EQ3  Was the mailbox just a natural off-shoot of that, then?


VM  The mailbox for me was the logical next step because, again, there are not many mailboxes out there. Especially around here…if you find a nicer mailbox, you pay right away 500, 600, 700 dollars for it. And we don’t want that. We want the product that is still medium price but that looks good. It was a natural step. The concept of 2213 is actually to start with the first thing you’re looking at – that was the house number. If you want to visit someone, what you’re looking for is the house number. So that was the first thing. The next thing was the mailbox.








EQ3  Any role models or mentors that you could name, or peoples’ work who inspire you?


VM  People that inspire me – there are always people…like Steve Jobs, obviously. He had a few things that really inspire me. Like Apple – the product itself inspires me. It’s very minimal. It just functions. It just works. That’s what I want from a product.


And, there are a few architects out there that inspired me in the past…that I liked the work of them. There are a bunch of Japanese accessories that really got my attention. But I don’t really have a role model.



EQ3  Stepping aside from work, when you’re not working what could we typically find you doing?

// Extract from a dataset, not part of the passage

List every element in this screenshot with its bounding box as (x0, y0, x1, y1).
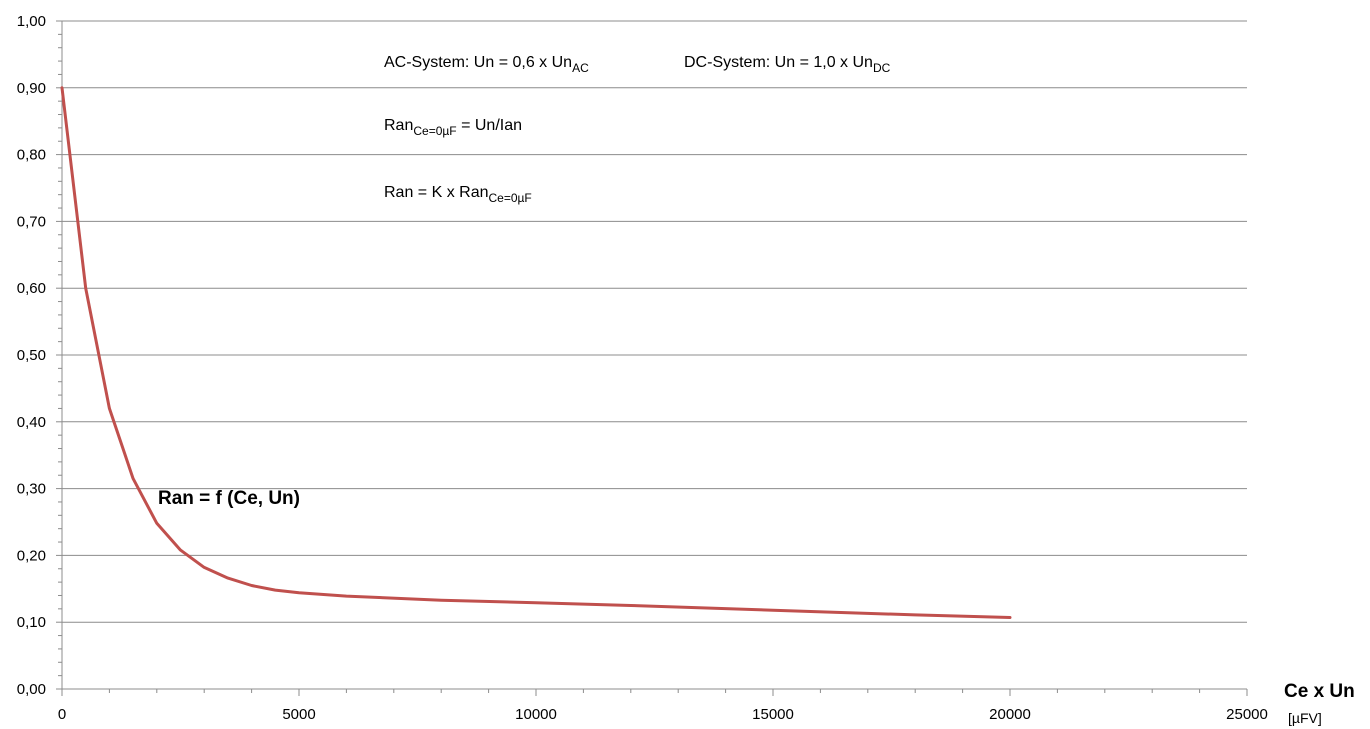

VM  I’m always working. I am married, so I try to spend as much time with my wife as possible, otherwise I get in trouble. But that is basically it. I mean I like to be in nature. I personally think that it’s beautiful out there so I try to get out from everything material and go back to basics. I love trees, I love sunshine, I love water. If I don’t do that, I read. If I don’t do that, I am working. To be, I think, a creative person you never stop. You always think. Even if you’re not at the office…like I’m not saying I’m 24/7 at the office…but wherever I am, you kind of still think about what’s next.



EQ3  So seeing as you’re always working, what are your 3 must-have tools for living and working…things that you can’t work/live without?


VM  My iPhone. My iPad. My MacBook. I’m drawing on my iPad, I use my iPhone for a lot of things, and my MacBook obviously that is where everything is getting finished up.



Thanks Valentin for inviting us inside your studio and warehouse.